Furthermore, excessive protein intake a day can also result in elevated blood lipids and cardiovascular events because many high-protein foods also contain saturated fat, although sugar (sucrose) would be the main culprit leading to coronary heart disease as shown by Professor John Yudkin, a very eminent physician, physiologist, chemist who was also the Chair of Nutrition at the University of London in the mid 1960’s. Yudkin showed that pure white sugar is more deadly  than saturated fats in causing coronary heart disease. Yudkin’s findings caused a stir at that time over the saturated fat theory but currently his sugar findings are revived and accepted by many nutritionists and scientists world-wide.  It is just our advances in our understanding in nutrition and medicine with new findings.

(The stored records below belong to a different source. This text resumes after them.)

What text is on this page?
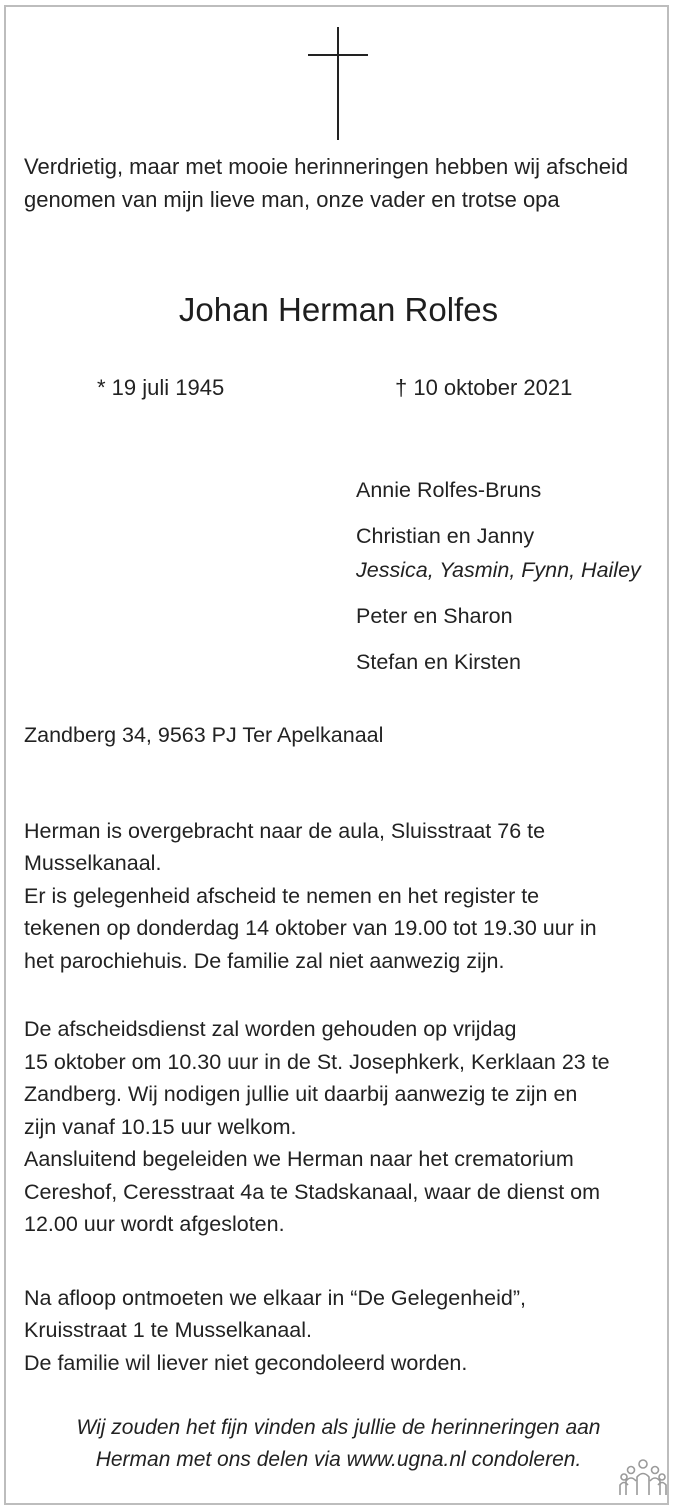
Verdrietig, maar met mooie herinneringen hebben wij afscheid
genomen van mijn lieve man, onze vader en trotse opa
Johan Herman Rolfes
* 19 juli 1945	† 10 oktober 2021
Annie Rolfes-Bruns
Christian en Janny
Jessica, Yasmin, Fynn, Hailey
Peter en Sharon
Stefan en Kirsten
Zandberg 34, 9563 PJ Ter Apelkanaal
Herman is overgebracht naar de aula, Sluisstraat 76 te
Musselkanaal.
Er is gelegenheid afscheid te nemen en het register te
tekenen op donderdag 14 oktober van 19.00 tot 19.30 uur in
het parochiehuis. De familie zal niet aanwezig zijn.
De afscheidsdienst zal worden gehouden op vrijdag
15 oktober om 10.30 uur in de St. Josephkerk, Kerklaan 23 te
Zandberg. Wij nodigen jullie uit daarbij aanwezig te zijn en
zijn vanaf 10.15 uur welkom.
Aansluitend begeleiden we Herman naar het crematorium
Cereshof, Ceresstraat 4a te Stadskanaal, waar de dienst om
12.00 uur wordt afgesloten.
Na afloop ontmoeten we elkaar in “De Gelegenheid”,
Kruisstraat 1 te Musselkanaal.
De familie wil liever niet gecondoleerd worden.
Wij zouden het fijn vinden als jullie de herinneringen aan
Herman met ons delen via www.ugna.nl condoleren.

  Excessive protein intake too causes an overload to the kidneys, adding to the risk to those predisposed to kidney disease.

I should think taking just two moderate meals a day allows bowel, liver, metabolic and kidney rest in between the 24 hours.  That would scientifically, and logically be the best approach rather than the traditional regimen of having three-square meals a day whether the body requires them, only to be stored as body fats leaning to obesity and nutritional lifestyles pathological events.

I should advise not just two moderate balanced meals a day with high fruits and vegetable contents that have the benefits of medicinal phytochemicals and antioxidants in them, but more importantly caloric restriction that can prolong longevity, not just longer life span, but also disease-free longevity.

As far back as in 1935, Clive McCay and his colleagues at Cornell University clearly demonstrated when rats were given severely restricted diets, they lived up to 33% longer than their normal lifespan. Over the last few decades, similar experiments carried out on countless species, from worms to rodents and even primates have shown the same results, probably due to reduced toxic metabolic wastes. The excessive calories that need to be metabolized resulting in excessive free radicals generated besides toxic metabolic wastes produced.

I think this subject on how frequent and how much to eat is a very complex question which all clinicians, biological and medical scientists and even qualified nutritionists need to understand as there is no one answer that fits all individuals.